One copy of the games folder (stripped of tutorials and examples) for each of your projects, or do you just have all your projects as separate subfolders within the shipped games folder?

Also if you're using Torsion, do you have one Torsion project per project or just one big?

#1
07/04/2006 (6:26 am)
I just keep all of the projects in the games folder. Then I set up individual projects in Torsion and use the "Ignored Mods" section of the project setup to hide any mods I don't want to see in Torsion.
#2
07/04/2006 (9:56 am)
I use a similar process to Doug, except I get really annoyed when adding new projects that I have to open each project and add the new project to every ignore list. So what I do is use that method until I reach a stable point in development of a project, then copy the mod, common, and tool dirs out to a sandbox and work on the project from there. It's not like I think it's a great workflow, I just can't believe the insanity of Torsion's inability to deal with a multi-project workspace.
#3
07/04/2006 (10:25 am)
Regardless of what engine I use, I have a seperate SVN repo for every project that includes source + whatever is needed for the game (e.g. game specific projects such as VS and Torsion projects, game data and scripts).
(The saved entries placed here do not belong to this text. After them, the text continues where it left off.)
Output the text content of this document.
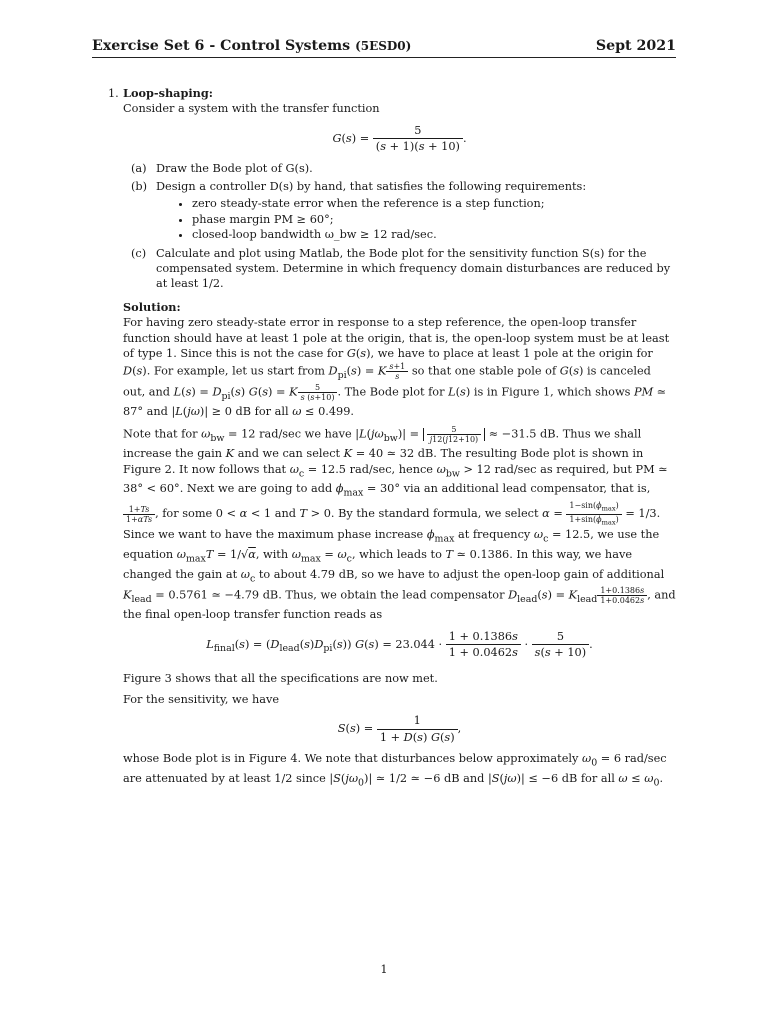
Exercise Set 6 - Control Systems (5ESD0)	Sept 2021
1. Loop-shaping:
Consider a system with the transfer function
$G(s) = \frac{5}{(s + 1)(s + 10)}$ .
(a) Draw the Bode plot of G(s).
(b) Design a controller D(s) by hand, that satisfies the following requirements:
• zero steady-state error when the reference is a step function;
• phase margin PM ≥ 60°;
• closed-loop bandwidth ω_bw ≥ 12 rad/sec.
(c) Calculate and plot using Matlab, the Bode plot for the sensitivity function S(s) for the compensated system. Determine in which frequency domain disturbances are reduced by at least 1/2.
Solution:

For having zero steady-state error in response to a step reference, the open-loop transfer function should have at least 1 pole at the origin, that is, the open-loop system must be at least of type 1. Since this is not the case for G(s), we have to place at least 1 pole at the origin for D(s). For example, let us start from $D_{pi}(s) = K \frac{s+1}{s}$ so that one stable pole of G(s) is canceled out, and $L(s) = D_{pi}(s) G(s) = K \frac{5}{s (s+10)}$ . The Bode plot for L(s) is in Figure 1, which shows PM ≃ 87° and |L(jω)| ≥ 0 dB for all ω ≤ 0.499.

Note that for $\omega_{bw} = 12$ rad/sec we have $|L(j\omega_{bw})| = \frac{5}{j12(j12+10)} \approx -31.5$ dB. Thus we shall increase the gain K and we can select K = 40 ≃ 32 dB. The resulting Bode plot is shown in Figure 2. It now follows that $\omega_c = 12.5$ rad/sec, hence $\omega_{bw} > 12$ rad/sec as required, but PM ≃ 38° < 60°. Next we are going to add $\phi_{max} = 30^\circ$ via an additional lead compensator, that is,
$\frac{1+Ts}{\text{1+αTs}}$ , for some 0 < α < 1 and T > 0. By the standard formula, we select $\alpha = \frac{1-\sin(\phi_{max})}{1+\sin(\phi_{max})} = 1/3$. Since we want to have the maximum phase increase $\phi_{max}$ at frequency $\omega_c = 12.5$, we use the equation $\omega_{max}T = 1/√\alpha$, with $\omega_{max} = \omega_c$, which leads to T ≃ 0.1386. In this way, we have changed the gain at $\omega_c$ to about 4.79 dB, so we have to adjust the open-loop gain of additional $K_{lead} = 0.5761$ ≃ −4.79 dB. Thus, we obtain the lead compensator $D_{lead}(s) = K_{lead} \frac{1+0.1386s}{1+0.0462s}$ , and the final open-loop transfer function reads as

$L_{final}(s) = (D_{lead}(s)D_{pi}(s)) G(s) = 23.044 \cdot \frac{1 + 0.1386s}{1 + 0.0462s} \cdot \frac{5}{s(s + 10)}$ .

Figure 3 shows that all the specifications are now met.

For the sensitivity, we have

$S(s) = \frac{1}{1 + D(s) G(s)}$ ,

whose Bode plot is in Figure 4. We note that disturbances below approximately $\omega_0 = 6$ rad/sec are attenuated by at least 1/2 since $|S(j\omega_0)|$ ≃ 1/2 ≃ −6 dB and |S(jω)| ≤ −6 dB for all $\omega \le \omega_0$.

1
Having everything in one place would drive me insane. I have in excess of 50 seperate Torque based projects (of course, not all of them are TGB) ... and pretty much all of them differ in some way from stock. Just imagine 50 mods, 50 .exes and 50 copies of the source ... all in one directory. Even if you're just using TGB and you never touch the source code, over time it would quickly become unmanageable. I can't see how anyone could consider that a good idea ;)

Edit: Forgot to mention, I also keep pristine copies of various versions of the engines. These never get touched in anyway and serve both as a handy place to copy the engine from for a new project and as a source for diffing things if I need to.

T.
#4
07/04/2006 (2:02 pm)
Thanx - great input everyone.

So far I only have TGB, and started out by having all my projects as Doug mentioned. I had some problems with this, at least until now, as TGB got updated rather frequenctly and wasn't always that backwards compatible. So I switched to one copy of the whole engine (minus the source) for each project. It worked better with the frequent updates, as new projects could use the new version etc. But the problem with old versions was still there. But now that TGB is more stable I guess that problem is more or less solved.
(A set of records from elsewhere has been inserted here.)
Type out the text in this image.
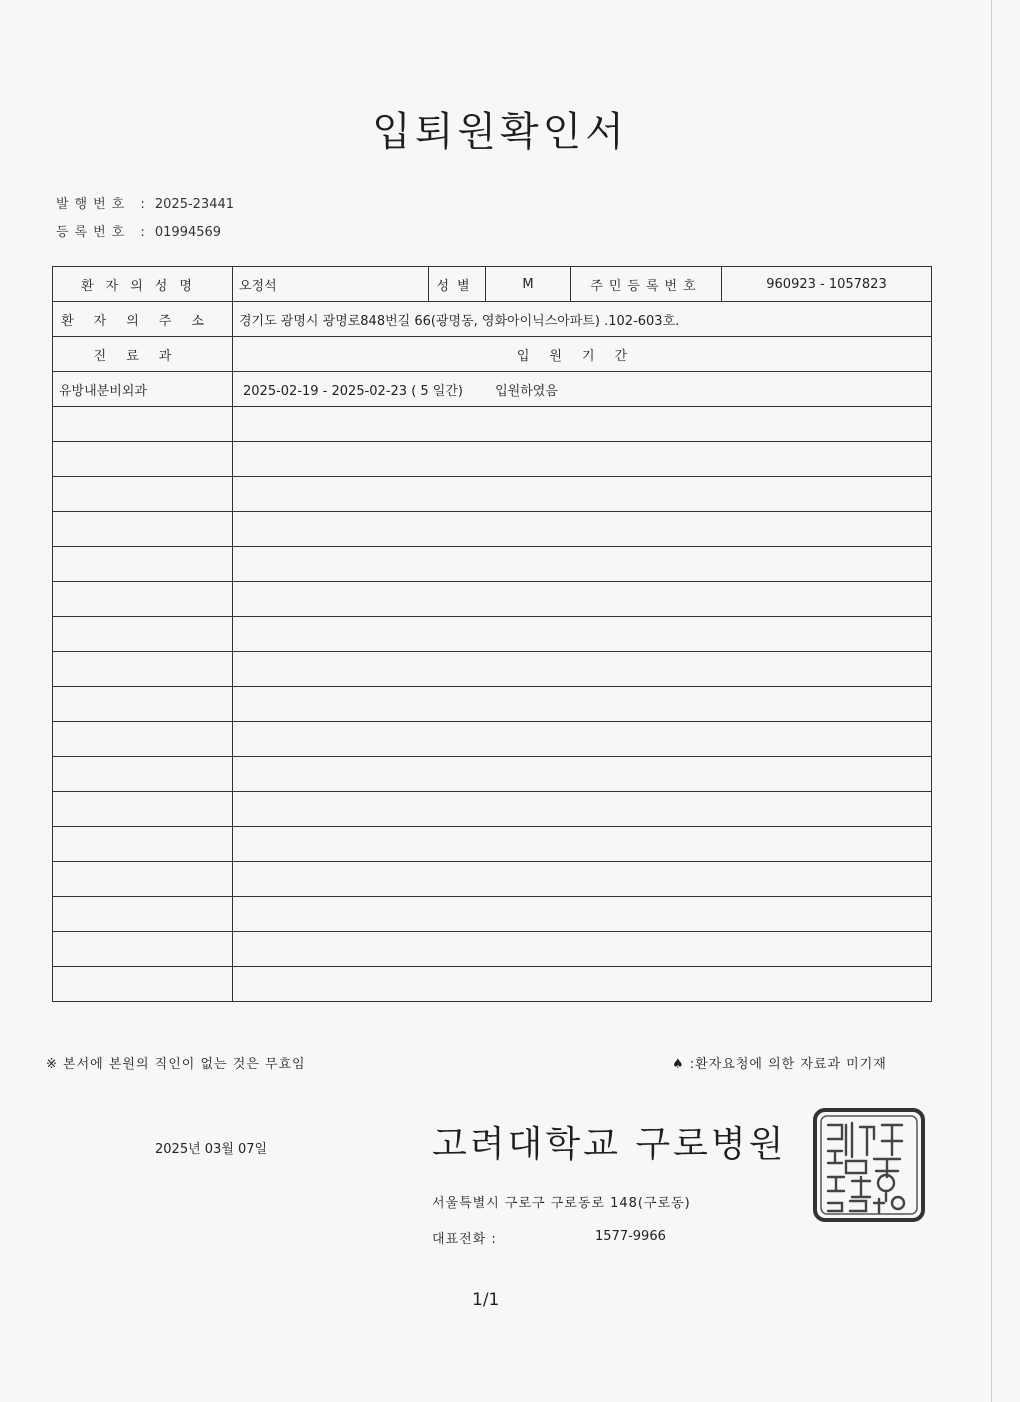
입퇴원확인서
발행번호 : 2025-23441
등록번호 : 01994569
환자의성명	오정석	성별	M	주민등록번호	960923 - 1057823
환자의주소	경기도 광명시 광명로848번길 66(광명동, 영화아이닉스아파트) .102-603호.				
진료과	입원기간				
유방내분비외과	2025-02-19 - 2025-02-23 ( 5 일간) 입원하였음				

※ 본서에 본원의 직인이 없는 것은 무효임	♠ :환자요청에 의한 자료과 미기재
2025년 03월 07일	고려대학교 구로병원
서울특별시 구로구 구로동로 148(구로동)
대표전화 :	1577-9966
1/1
@Tom - I think you've got a point about the hardship of managing 50+ projects in the same games folder of TGB - but if you only keep one folder for each project and use something like SVN for each of them instead of backup folders etc I don't think it would be that bad. Assuming you always work off a pristine copy of the engine that is. Besides the obvious (but completely ignorable) waste of space when you put every project as a separate repository in SVN, with source and all, it gives total control over everything - which we all like of course!

I guess one could always keep like a workbench copy of the engine installation - where you have all those small tryouts, using the pristine version of the engine, and then when something matures (if it ever does) you switch to everything under sourcecontrol etc.
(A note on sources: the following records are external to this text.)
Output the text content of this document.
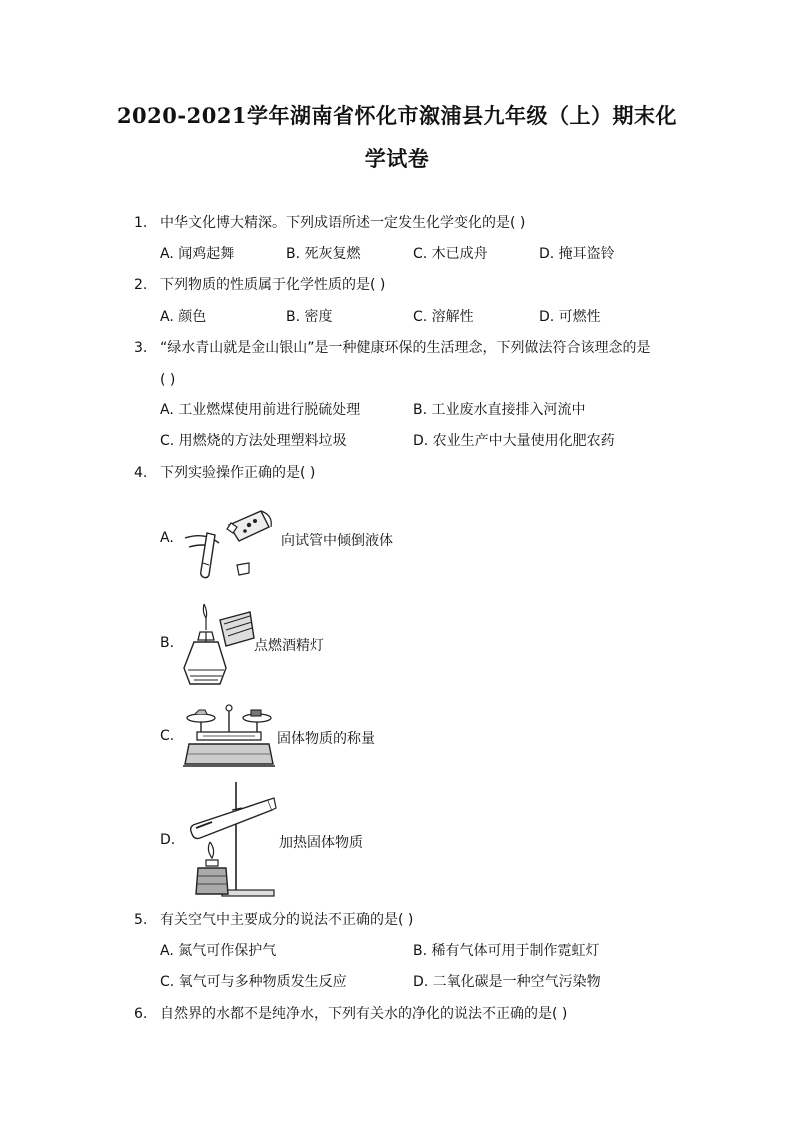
2020-2021学年湖南省怀化市溆浦县九年级（上）期末化
学试卷
1. 中华文化博大精深。下列成语所述一定发生化学变化的是( )
A. 闻鸡起舞	B. 死灰复燃	C. 木已成舟	D. 掩耳盗铃
2. 下列物质的性质属于化学性质的是( )
A. 颜色	B. 密度	C. 溶解性	D. 可燃性
3. “绿水青山就是金山银山”是一种健康环保的生活理念，下列做法符合该理念的是
( )
A. 工业燃煤使用前进行脱硫处理	B. 工业废水直接排入河流中
C. 用燃烧的方法处理塑料垃圾	D. 农业生产中大量使用化肥农药
4. 下列实验操作正确的是( )
A.	向试管中倾倒液体
B.	点燃酒精灯
C.	固体物质的称量
D.	加热固体物质
5. 有关空气中主要成分的说法不正确的是( )
A. 氮气可作保护气	B. 稀有气体可用于制作霓虹灯
C. 氧气可与多种物质发生反应	D. 二氧化碳是一种空气污染物
6. 自然界的水都不是纯净水，下列有关水的净化的说法不正确的是( )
@Ben - I agree with you that Torsion (which I just recently started to use) has some shortcomings with the project management. It would perhaps work better if you where able to invert the ignored mods option to effectivly get an included mods option instead. That way each of your Torsion project could just include common, tools and it's own folder - and any newly added project wouldn't force you to go through and update all the other ones. Hmm - maybe I should post this as a feature request for Torsion. I think I'll do just that.

Anyway - always interresting to throw around some ideas and hear what others have done.
#5
07/04/2006 (2:54 pm)
When I get a new version of TGB I usually take a copy of the games folder and put it somewhere else. I then remove all the excess folders and go through main.cs / game.cs and clean things up. Rename the TGB folder to game or something simmilar and change all the exec pointers. This then becomes my "clean project template". I then take copies of this folder and migrate my project code into it.

Main reason I do this is because I still manually package things for "compiled" builds and generally zip package my resource files so I just find it easier. I also have a tendancy to "versions" of my game seperated out from my current working project.
#6
07/04/2006 (4:23 pm)
Personally, I start with nothing, keep each copy of project in cvs, and I have gnuMake scripts + perl that build the projects. Then as I move from windows, linux, mac, I just run the make scripts and get my game on that platform.